Présenté hors en sélection officielle hors compétition à Cannes 2006, El banat dol est un documentaire de 68 minutes qui nous plonge dans l'univers d'adolescentes qui vivent dans les rues du Caire.

Documentariste engagée, grande amie de la Tunisie, proche de la FTCA (elle était membre l'année dernière du jury du FIFAK), Tahani RACHED s'attaque à la question de la marginalité sociale, économique, sexuelle.

Tata, Mariam, Abir, Réda et les autres sont doublement marginales, exclues socialement vivant dans la rue El Orabi du Caire ; femmes dans un univers d'hommes fait de violence et d'oppression.

Elles sniffent de la colle, fument pour oublier rient pleurent, aiment, se rebellent, s'entraident devant l'adversité, enfantent, vivent tout simplement. Un quotidien très dur où il s'agit de lutter pour sa survie, de se prémunir contre les hommes , les enlèvements et les viols collectifs, contre les brimades de la police, la folie d'un père venu laver l'honneur de la famille bafoué par  sa fille tombée enceinte hors mariage.

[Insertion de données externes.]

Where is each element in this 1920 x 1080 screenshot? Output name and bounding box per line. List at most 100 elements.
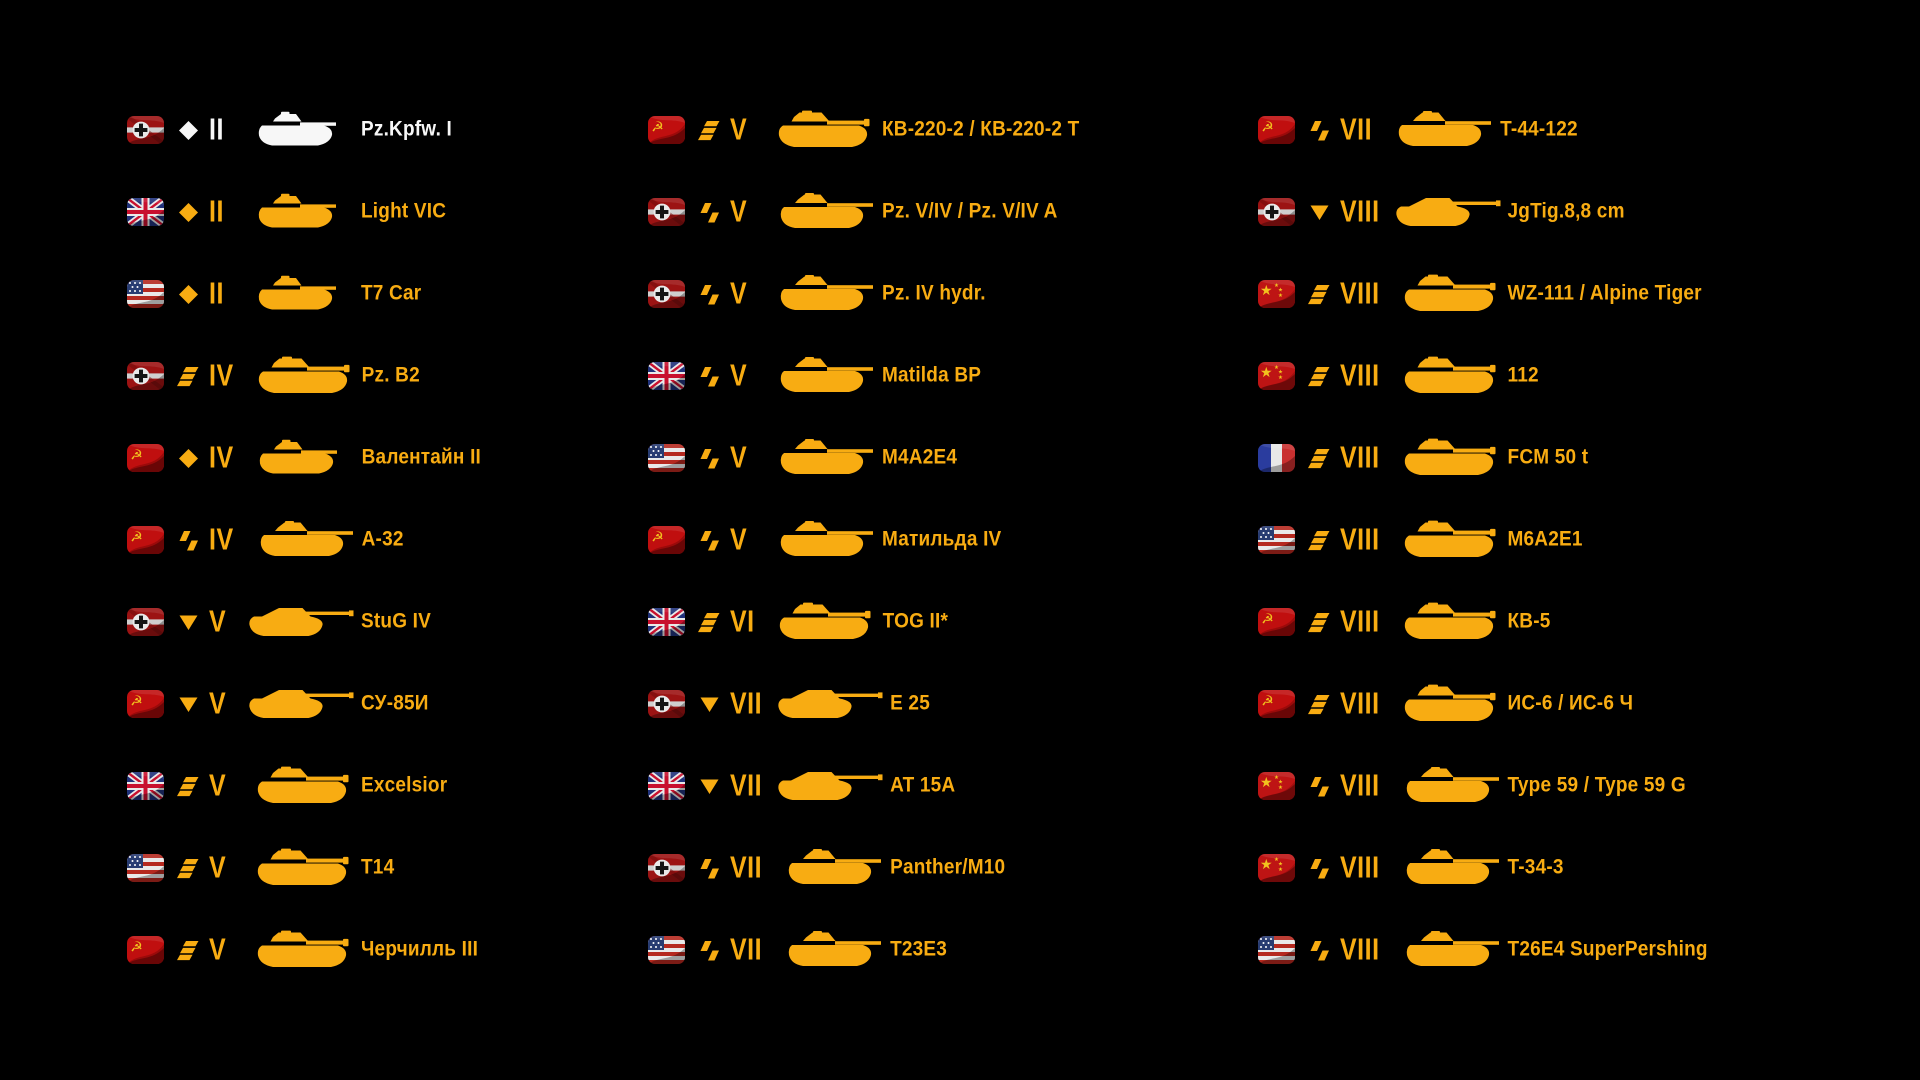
tier-label: VII (730, 850, 763, 885)
vehicle-row[interactable]: VII E 25 (648, 663, 1248, 745)
ussr-flag-icon: ☭ (1258, 608, 1295, 636)
vehicle-row[interactable]: ☭ V Матильда IV (648, 499, 1248, 581)
tier-label: VII (730, 768, 763, 803)
vehicle-row[interactable]: ☭ V Черчилль III (127, 909, 727, 991)
tier-label: V (730, 276, 748, 311)
vehicle-row[interactable]: V Matilda BP (648, 335, 1248, 417)
vehicle-row[interactable]: ★ ★ ★ ★ VIII Type 59 / Type 59 G (1258, 745, 1858, 827)
svg-text:☭: ☭ (651, 530, 664, 546)
tank-silhouette-icon (1395, 684, 1496, 724)
ussr-flag-icon: ☭ (127, 936, 164, 964)
tank-silhouette-icon (249, 438, 349, 478)
vehicle-row[interactable]: ★ ★ ★ ★ VIII 112 (1258, 335, 1858, 417)
vehicle-row[interactable]: VII AT 15A (648, 745, 1248, 827)
tank-name: T-34-3 (1507, 855, 1564, 880)
svg-text:★: ★ (1274, 365, 1279, 371)
triple-bar-icon (177, 365, 200, 388)
inverted-triangle-icon (1308, 201, 1331, 224)
vehicle-row[interactable]: II Light VIC (127, 171, 727, 253)
vehicle-row[interactable]: ☭ VII T-44-122 (1258, 89, 1858, 171)
vehicle-row[interactable]: VII T23E3 (648, 909, 1248, 991)
tank-name: 112 (1507, 363, 1539, 388)
tank-silhouette-icon (777, 684, 883, 724)
tank-name: AT 15A (890, 773, 956, 798)
vehicle-row[interactable]: II T7 Car (127, 253, 727, 335)
tank-name: Матильда IV (882, 527, 1002, 552)
svg-text:☭: ☭ (651, 120, 664, 136)
tank-name: Light VIC (361, 199, 447, 224)
usa-flag-icon (1258, 936, 1295, 964)
tank-name: T14 (361, 855, 395, 880)
uk-flag-icon (648, 608, 685, 636)
vehicle-row[interactable]: II Pz.Kpfw. I (127, 89, 727, 171)
svg-text:★: ★ (1278, 867, 1283, 873)
vehicle-column-2: ☭ V КВ-220-2 / КВ-220-2 Т V Pz. V/IV / P… (648, 89, 1248, 991)
tank-silhouette-icon (249, 356, 350, 396)
double-chevron-icon (1308, 775, 1331, 798)
tank-silhouette-icon (777, 848, 882, 888)
vehicle-row[interactable]: VI TOG II* (648, 581, 1248, 663)
vehicle-row[interactable]: ☭ VIII ИС-6 / ИС-6 Ч (1258, 663, 1858, 745)
vehicle-row[interactable]: VIII M6A2E1 (1258, 499, 1858, 581)
vehicle-row[interactable]: V Excelsior (127, 745, 727, 827)
vehicle-row[interactable]: VII Panther/M10 (648, 827, 1248, 909)
svg-text:★: ★ (1278, 293, 1283, 299)
ussr-flag-icon: ☭ (127, 690, 164, 718)
vehicle-row[interactable]: ★ ★ ★ ★ VIII T-34-3 (1258, 827, 1858, 909)
usa-flag-icon (1258, 526, 1295, 554)
tank-name: Pz. V/IV / Pz. V/IV A (882, 199, 1058, 224)
triple-bar-icon (1308, 529, 1331, 552)
germany-flag-icon (648, 198, 685, 226)
vehicle-row[interactable]: VIII JgTig.8,8 cm (1258, 171, 1858, 253)
vehicle-row[interactable]: ☭ IV А-32 (127, 499, 727, 581)
tier-label: VIII (1340, 358, 1380, 393)
tank-silhouette-icon (1395, 602, 1496, 642)
tier-label: V (209, 932, 227, 967)
vehicle-row[interactable]: VIII T26E4 SuperPershing (1258, 909, 1858, 991)
tank-name: Валентайн II (361, 445, 482, 470)
vehicle-row[interactable]: ☭ V СУ-85И (127, 663, 727, 745)
triple-bar-icon (177, 775, 200, 798)
tier-label: II (209, 276, 224, 311)
ussr-flag-icon: ☭ (648, 116, 685, 144)
tank-name: M4A2E4 (882, 445, 958, 470)
svg-text:★: ★ (1278, 785, 1283, 791)
vehicle-row[interactable]: ★ ★ ★ ★ VIII WZ-111 / Alpine Tiger (1258, 253, 1858, 335)
tank-silhouette-icon (777, 930, 882, 970)
germany-flag-icon (127, 362, 164, 390)
vehicle-row[interactable]: V T14 (127, 827, 727, 909)
france-flag-icon (1258, 444, 1295, 472)
svg-text:☭: ☭ (1261, 612, 1274, 628)
tank-name: StuG IV (361, 609, 432, 634)
vehicle-row[interactable]: V Pz. V/IV / Pz. V/IV A (648, 171, 1248, 253)
tier-label: V (730, 522, 748, 557)
svg-text:★: ★ (1260, 775, 1273, 791)
tank-name: T7 Car (361, 281, 422, 306)
vehicle-row[interactable]: VIII FCM 50 t (1258, 417, 1858, 499)
double-chevron-icon (177, 529, 200, 552)
vehicle-row[interactable]: ☭ VIII КВ-5 (1258, 581, 1858, 663)
vehicle-row[interactable]: V Pz. IV hydr. (648, 253, 1248, 335)
vehicle-row[interactable]: IV Pz. B2 (127, 335, 727, 417)
tier-label: II (209, 112, 224, 147)
tier-label: VIII (1340, 686, 1380, 721)
vehicle-row[interactable]: V StuG IV (127, 581, 727, 663)
tank-silhouette-icon (248, 110, 348, 150)
svg-text:★: ★ (1260, 283, 1273, 299)
tier-label: VIII (1340, 932, 1380, 967)
vehicle-row[interactable]: V M4A2E4 (648, 417, 1248, 499)
double-chevron-icon (698, 857, 721, 880)
vehicle-column-3: ☭ VII T-44-122 VIII JgTig.8,8 cm ★ ★ ★ ★ VI… (1258, 89, 1858, 991)
tank-silhouette-icon (770, 602, 871, 642)
vehicle-row[interactable]: ☭ IV Валентайн II (127, 417, 727, 499)
tier-label: VIII (1340, 604, 1380, 639)
germany-flag-icon (648, 690, 685, 718)
diamond-icon (177, 283, 200, 306)
svg-text:★: ★ (1278, 370, 1283, 376)
svg-text:☭: ☭ (1261, 120, 1274, 136)
vehicle-row[interactable]: ☭ V КВ-220-2 / КВ-220-2 Т (648, 89, 1248, 171)
tank-silhouette-icon (1387, 110, 1492, 150)
tank-name: JgTig.8,8 cm (1507, 199, 1625, 224)
tier-label: IV (209, 440, 234, 475)
tank-silhouette-icon (1395, 356, 1496, 396)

Tata est le personnage le plus attachant, elle règne en maîtresse sur son troupeau, à la fois mère et sœur pour ses copines, elle est aussi père et grand frère face aux hommes, armée de son rasoir, teigneuse et bagarreuse mais aussi femme, fragile et amoureuse de Ragab emprisonné qui lui manque cruellement. Mariam aime aussi un homme qui a été gentil avec elle, l'a hébergée croyant dans un premier temps que c'était un garçon. La loi de la rue impose à ces femmes d'adopter des attitudes masculines pour survivre. Ceci n'enlève rien à leur féminité qui est saisie dans leurs rapports aux enfants dans ces moments où elles se font belles, papotent, confient leurs chagrins d'amour à la caméra. Le montage du film travaille d'une manière significative cette ambiguïté identitaire condition de survie pour ces adolescentes.

Et il y a Abla Hend, une femme extraordinaire qui s'est attachée à ces enfants à un moment de sa vie où elle pensait ne pas pouvoir enfanter, diplômée de tourisme, cette femme s'est rapprochée de ces enfants, par humanité comme elle dit. Volontaire et courageuse, adoré et respectée par cette petite communauté, ses visites sont autant de rayons de soleil pour ces filles qui n'ont peut être jamais connu l'amour maternel.

Hind parle mais écoute beaucoup, essaie de résoudre les différents, conseille et ne juge jamais, elle évolue dans ce no man's land avec une liberté qui en dit long sur son statut auprès de ces filles.

Mais tout n'est pas aussi sombre et cette marginalité est parfois volontaire et synonyme de liberté pour Rèda par exemple, rebelle à l'autorité paternelle, qui trouve dans la rue est dans son élément naturel. Le film est traversé de moments où ces filles chantent et  dansent sur le capot d'une voiture, accompagnées en cela par copains et copines sous les lumières de la ville les corps libres et déchaînés, débordants de vie.

Comment on tombe dans la marginalité ? Aucune explication n'est donnée et c'est tant mieux ; l'écueil du sociologisme est évité, la caméra est à l'écoute de ces filles pleines d'humanité, elle ne juge pas, toujours à la bonne distance très souvent en mouvement sans sensiblerie ni misérabilisme, attentive aux sourires et aux larmes, à la lumière et à l'obscurité.

La tentation aurait été grande de basculer dans le pamphlet politique qui aurait fait de ces filles un prétexte à un discours qui les dépasserait. L'impuissance des pouvoirs publics est évidemment en toile de fonds. L'État est absent , hors-champ, alors que la police constitue la seule manifestation concrète du pouvoir aux yeux de ces adolescentes.

El banat dol est de toute évidence l'aboutissement d'une expérience humaine d'une grande intensité, le dispositif est totalement adopté par les adolescentes et la caméra finit par se faire oublier. Il montre aussi des voies à explorer par le documentaire arabe dans son travail sur les marges très souvent ignorées de nos sociétés.